DOI: https://doi.org/10.3390/ijms24065122

Interpretive Summary: Investigating rare diseases like Rett syndrome, is akin to piecing together a complex jigsaw puzzle. Each piece of this puzzle is a piece of information sourced from myriad research studies. The scientific community typically must collect these puzzle pieces themselves. The collection process entails running a gamut of experiments, a task that is notoriously time-consuming, requires specialized skills and expertise, and demands substantial resources. This is hardly a model of efficiency. Moreover, each piece of information or data that scientists gather doesn't always fit perfectly with others. To tackle these issues, we have created MECP2pedia. Think of it as a meticulously organized, comprehensive repository containing every piece of information related to the MECP2 gene, which is linked to Rett syndrome. As we assembled MECP2pedia, we discovered recurring patterns in the MECP2 gene's behavior. We identified which characteristics of the gene increase or decrease consistently and verified that these observations hold true across different studies. We also found that individual studies often fail to unearth vital clues due to the limited scope of their investigations. Further, we identified a significant problem in the form of "batch effects" - imagine this as the potential distortion or biases that can creep in when a detective attempts to piece together evidence collected by different colleagues. In summary, while the task of integrating data from diverse sources is formidable, it is also immensely valuable. Scientists can gain a more complete understanding of a disease by looking at a wide range of data. Our methodology, therefore, offers a more efficient pathway to probe biological questions, mirroring the enhanced success a detective enjoys through a collaborative, well-organized approach.

Technical Abstract: Mutations in MeCP2 result in a crippling neurological disease, but we lack a lucid picture of MeCP2's molecular role.

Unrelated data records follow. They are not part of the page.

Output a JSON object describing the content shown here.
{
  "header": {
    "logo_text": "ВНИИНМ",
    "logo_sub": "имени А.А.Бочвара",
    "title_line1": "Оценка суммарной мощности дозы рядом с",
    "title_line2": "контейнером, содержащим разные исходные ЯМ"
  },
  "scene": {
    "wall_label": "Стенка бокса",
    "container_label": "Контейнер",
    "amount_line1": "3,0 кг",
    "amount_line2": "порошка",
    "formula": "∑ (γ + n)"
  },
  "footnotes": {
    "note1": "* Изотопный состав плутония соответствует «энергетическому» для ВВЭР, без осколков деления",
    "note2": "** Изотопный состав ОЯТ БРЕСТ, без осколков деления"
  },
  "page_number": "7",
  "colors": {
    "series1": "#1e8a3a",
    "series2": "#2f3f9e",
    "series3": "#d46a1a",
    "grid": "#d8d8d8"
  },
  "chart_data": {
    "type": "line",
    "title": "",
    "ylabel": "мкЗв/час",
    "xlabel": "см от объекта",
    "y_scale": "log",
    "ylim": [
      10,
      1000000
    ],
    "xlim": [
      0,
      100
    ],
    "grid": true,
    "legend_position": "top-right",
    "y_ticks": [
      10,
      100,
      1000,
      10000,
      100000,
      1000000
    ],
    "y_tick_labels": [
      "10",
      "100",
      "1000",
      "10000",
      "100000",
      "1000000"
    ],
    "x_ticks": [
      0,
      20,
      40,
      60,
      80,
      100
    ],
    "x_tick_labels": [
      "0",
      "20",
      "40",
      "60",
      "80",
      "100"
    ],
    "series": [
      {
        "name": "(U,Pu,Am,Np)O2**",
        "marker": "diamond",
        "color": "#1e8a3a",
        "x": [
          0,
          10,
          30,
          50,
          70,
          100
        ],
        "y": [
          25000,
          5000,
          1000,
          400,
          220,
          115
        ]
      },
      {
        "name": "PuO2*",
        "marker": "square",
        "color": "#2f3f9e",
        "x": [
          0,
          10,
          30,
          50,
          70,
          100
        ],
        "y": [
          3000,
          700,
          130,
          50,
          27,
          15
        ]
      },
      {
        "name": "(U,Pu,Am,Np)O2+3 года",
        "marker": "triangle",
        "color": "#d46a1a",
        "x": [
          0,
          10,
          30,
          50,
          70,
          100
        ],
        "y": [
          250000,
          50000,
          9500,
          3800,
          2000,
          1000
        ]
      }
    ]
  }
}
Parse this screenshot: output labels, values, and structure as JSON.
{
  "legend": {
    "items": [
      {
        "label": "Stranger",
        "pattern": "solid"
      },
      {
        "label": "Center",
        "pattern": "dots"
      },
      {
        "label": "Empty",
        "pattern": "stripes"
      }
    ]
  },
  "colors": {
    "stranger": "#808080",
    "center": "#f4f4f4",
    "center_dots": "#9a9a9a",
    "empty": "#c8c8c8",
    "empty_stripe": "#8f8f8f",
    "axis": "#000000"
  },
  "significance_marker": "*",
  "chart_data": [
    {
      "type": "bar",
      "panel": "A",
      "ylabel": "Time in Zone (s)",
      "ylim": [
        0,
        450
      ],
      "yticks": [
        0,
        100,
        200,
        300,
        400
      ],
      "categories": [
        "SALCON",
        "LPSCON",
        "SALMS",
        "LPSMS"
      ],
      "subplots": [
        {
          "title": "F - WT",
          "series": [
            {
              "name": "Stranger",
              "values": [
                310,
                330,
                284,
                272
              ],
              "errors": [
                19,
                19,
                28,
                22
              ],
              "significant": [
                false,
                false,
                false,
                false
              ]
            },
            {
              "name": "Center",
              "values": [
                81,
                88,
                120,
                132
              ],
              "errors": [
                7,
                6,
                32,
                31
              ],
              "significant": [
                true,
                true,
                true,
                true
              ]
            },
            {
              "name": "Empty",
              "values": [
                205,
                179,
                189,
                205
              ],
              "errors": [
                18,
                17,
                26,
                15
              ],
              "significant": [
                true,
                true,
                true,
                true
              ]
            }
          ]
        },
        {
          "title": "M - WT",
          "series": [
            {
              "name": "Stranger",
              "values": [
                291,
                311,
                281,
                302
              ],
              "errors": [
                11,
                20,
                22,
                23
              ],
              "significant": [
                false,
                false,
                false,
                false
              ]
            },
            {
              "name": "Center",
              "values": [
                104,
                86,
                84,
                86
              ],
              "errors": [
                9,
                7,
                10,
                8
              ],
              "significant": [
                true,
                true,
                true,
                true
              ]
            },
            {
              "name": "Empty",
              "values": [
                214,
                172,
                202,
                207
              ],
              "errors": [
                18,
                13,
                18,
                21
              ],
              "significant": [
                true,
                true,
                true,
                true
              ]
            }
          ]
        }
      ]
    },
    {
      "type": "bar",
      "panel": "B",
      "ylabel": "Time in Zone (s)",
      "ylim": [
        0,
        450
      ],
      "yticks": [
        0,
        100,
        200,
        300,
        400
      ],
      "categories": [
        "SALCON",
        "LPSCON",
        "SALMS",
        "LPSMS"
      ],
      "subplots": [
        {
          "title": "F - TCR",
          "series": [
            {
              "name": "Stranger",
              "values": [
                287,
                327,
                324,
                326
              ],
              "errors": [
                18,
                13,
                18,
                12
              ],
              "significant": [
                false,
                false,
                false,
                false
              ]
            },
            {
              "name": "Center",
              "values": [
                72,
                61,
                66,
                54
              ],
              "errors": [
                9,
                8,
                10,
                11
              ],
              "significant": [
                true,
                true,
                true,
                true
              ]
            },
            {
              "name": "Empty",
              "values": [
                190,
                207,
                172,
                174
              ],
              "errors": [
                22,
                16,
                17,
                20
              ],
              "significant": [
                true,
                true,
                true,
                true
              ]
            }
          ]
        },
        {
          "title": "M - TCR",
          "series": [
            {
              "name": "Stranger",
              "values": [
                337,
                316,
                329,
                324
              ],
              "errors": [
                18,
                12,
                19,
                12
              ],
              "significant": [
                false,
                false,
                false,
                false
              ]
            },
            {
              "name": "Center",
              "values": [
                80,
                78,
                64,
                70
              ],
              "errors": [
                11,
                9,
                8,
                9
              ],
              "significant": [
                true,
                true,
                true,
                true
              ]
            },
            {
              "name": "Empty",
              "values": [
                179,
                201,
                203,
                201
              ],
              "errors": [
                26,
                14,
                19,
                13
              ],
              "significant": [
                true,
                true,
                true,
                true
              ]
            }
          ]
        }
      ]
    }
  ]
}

Individual transcriptomic studies yield inconsistent differentially expressed genes. To overcome these issues, we demonstrate a methodology to analyze all modern public data. We obtained relevant raw public transcriptomic data from GEO and ENA, then homogeneously processed it (QC, alignment to reference, differential expression analysis). We present a web portal to interactively access the mouse data, and we discovered a commonly perturbed core set of genes that transcends the limitations of any individual study. We then found functionally distinct, consistently up- and downregulated subsets within these genes and some bias to their location. We present this common core of genes as well as focused cores for up, down, cell fraction models, and some tissues. We observed enrichment for this mouse core in other species MeCP2 models and observed overlap with ASD models. By integrating and examining transcriptomic data at scale, we have uncovered the true picture of this dysregulation. The vast scale of these data enables us to analyze signal-to-noise, evaluate a molecular signature in an unbiased manner, and demonstrate a framework for future disease focused informatics work.